Another thing to keep in mind is plate sizes. Plates come in 8×10, 10×12, 11×14. Make sure the plate you get will cover all the core vitals of your body while still allowing you to move freely. A way to think about this is to look at a shooting target and try to have the armor cover as much of the point areas as you can.
This is a bit of foam that sits between your plate and your body. When a bullet hits your plate the force has to go somewhere and that somewhere is you. It also concaves the plate so if you don’t have a trauma pad then even though the plate may have caught the bullet the bullet + plate combo can still penetrate you. A trauma pad is a bit of foam that sits between the plate and you to help mitigate that. These are sometimes built into higher end plates but if you can afford the added heat and bulk a little more never hurts.
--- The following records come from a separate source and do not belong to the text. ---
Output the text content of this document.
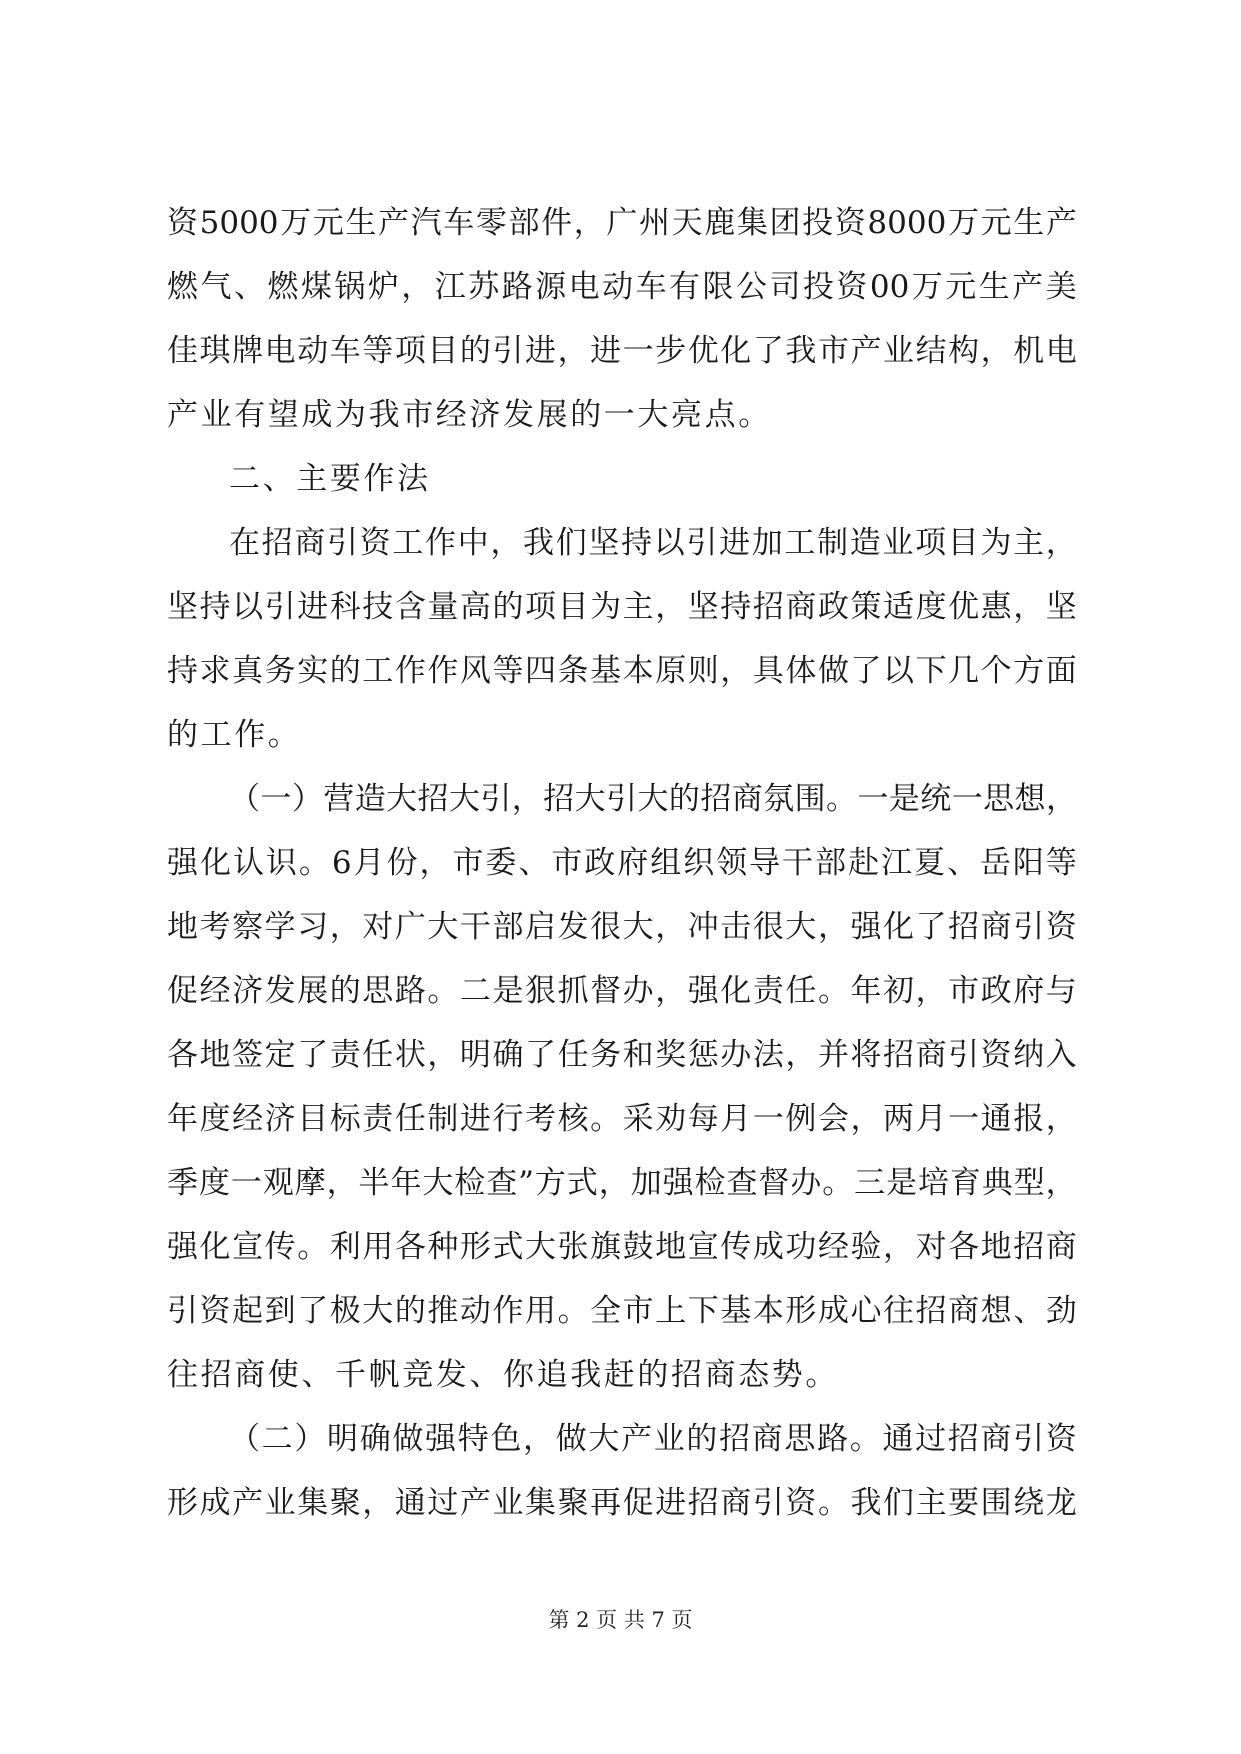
资 5000 万 元 生 产 汽 车 零 部 件 ， 广 州 天 鹿 集 团 投 资 8000 万 元 生 产
燃 气 、 燃 煤 锅 炉 ， 江 苏 路 源 电 动 车 有 限 公 司 投 资 00 万 元 生 产 美
佳 琪 牌 电 动 车 等 项 目 的 引 进 ， 进 一 步 优 化 了 我 市 产 业 结 构 ， 机 电
产业有望成为我市经济发展的一大亮点。
二、主要作法
在 招 商 引 资 工 作 中 ， 我 们 坚 持 以 引 进 加 工 制 造 业 项 目 为 主 ，
坚 持 以 引 进 科 技 含 量 高 的 项 目 为 主 ， 坚 持 招 商 政 策 适 度 优 惠 ， 坚
持 求 真 务 实 的 工 作 作 风 等 四 条 基 本 原 则 ， 具 体 做 了 以 下 几 个 方 面
的工作。
（ 一 ） 营 造 大 招 大 引 ， 招 大 引 大 的 招 商 氛 围 。 一 是 统 一 思 想 ，
强 化 认 识 。 6 月 份 ， 市 委 、 市 政 府 组 织 领 导 干 部 赴 江 夏 、 岳 阳 等
地 考 察 学 习 ， 对 广 大 干 部 启 发 很 大 ， 冲 击 很 大 ， 强 化 了 招 商 引 资
促 经 济 发 展 的 思 路 。 二 是 狠 抓 督 办 ， 强 化 责 任 。 年 初 ， 市 政 府 与
各 地 签 定 了 责 任 状 ， 明 确 了 任 务 和 奖 惩 办 法 ， 并 将 招 商 引 资 纳 入
年 度 经 济 目 标 责 任 制 进 行 考 核 。 采 劝 每 月 一 例 会 ， 两 月 一 通 报 ，
季 度 一 观 摩 ， 半 年 大 检 查 ” 方 式 ， 加 强 检 查 督 办 。 三 是 培 育 典 型 ，
强 化 宣 传 。 利 用 各 种 形 式 大 张 旗 鼓 地 宣 传 成 功 经 验 ， 对 各 地 招 商
引 资 起 到 了 极 大 的 推 动 作 用 。 全 市 上 下 基 本 形 成 心 往 招 商 想 、 劲
往招商使、千帆竞发、你追我赶的招商态势。
（ 二 ） 明 确 做 强 特 色 ， 做 大 产 业 的 招 商 思 路 。 通 过 招 商 引 资
形 成 产 业 集 聚 ， 通 过 产 业 集 聚 再 促 进 招 商 引 资 。 我 们 主 要 围 绕 龙
第 2 页 共 7 页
Pretty much all helmets are Level IIIA so pick one that you like. Though I contemplate upgrading I use a snowboard helmet to protect from less than lethal rounds ¯\_(ツ)_/¯
Arms and Shins
Another tip is to get guards for your forearms and shins. Allen McInnis, a photojournalist who has covered many protests over the years, points out that “Cops and protestors trying to stop the media from taking pictures like to kick you in the shin, it hurts, it almost stops you dead, leaving you open to god knows what that might come next.” Shin guards from a soccer supply or sporting good store can make the difference here. Shin guards on your forearms will help when being beat with a police baton as the natural reaction is to put your arms up to defend yourself. The most effective way to use a baton is to aim for the boniest parts of the body to inflict the highest amount of pain and your forearms are just that.
What I use
I saved this for last for a reason. In a classic hypocritical “Do what I say not what I do” moment, the plate I use I wouldn’t recommend to others. It was cheap, it says it is rated IIIA but doesn’t appeared to be tested by an independent lab, has only been reviewed by a super sketchy YouTuber, it isn’t on NIJ’s list, it’s made of steel with not enough spall liner layers and for steel it’s really light. I like it because it is definitely stab proof and while I wouldn’t trust it to take care of the higher caliber threats like a magnum it should hold up fine to most 9mm and .45 sidearms I’ll run into. Considering where the world is headed right now I am seriously considering upgrading to Level III plates.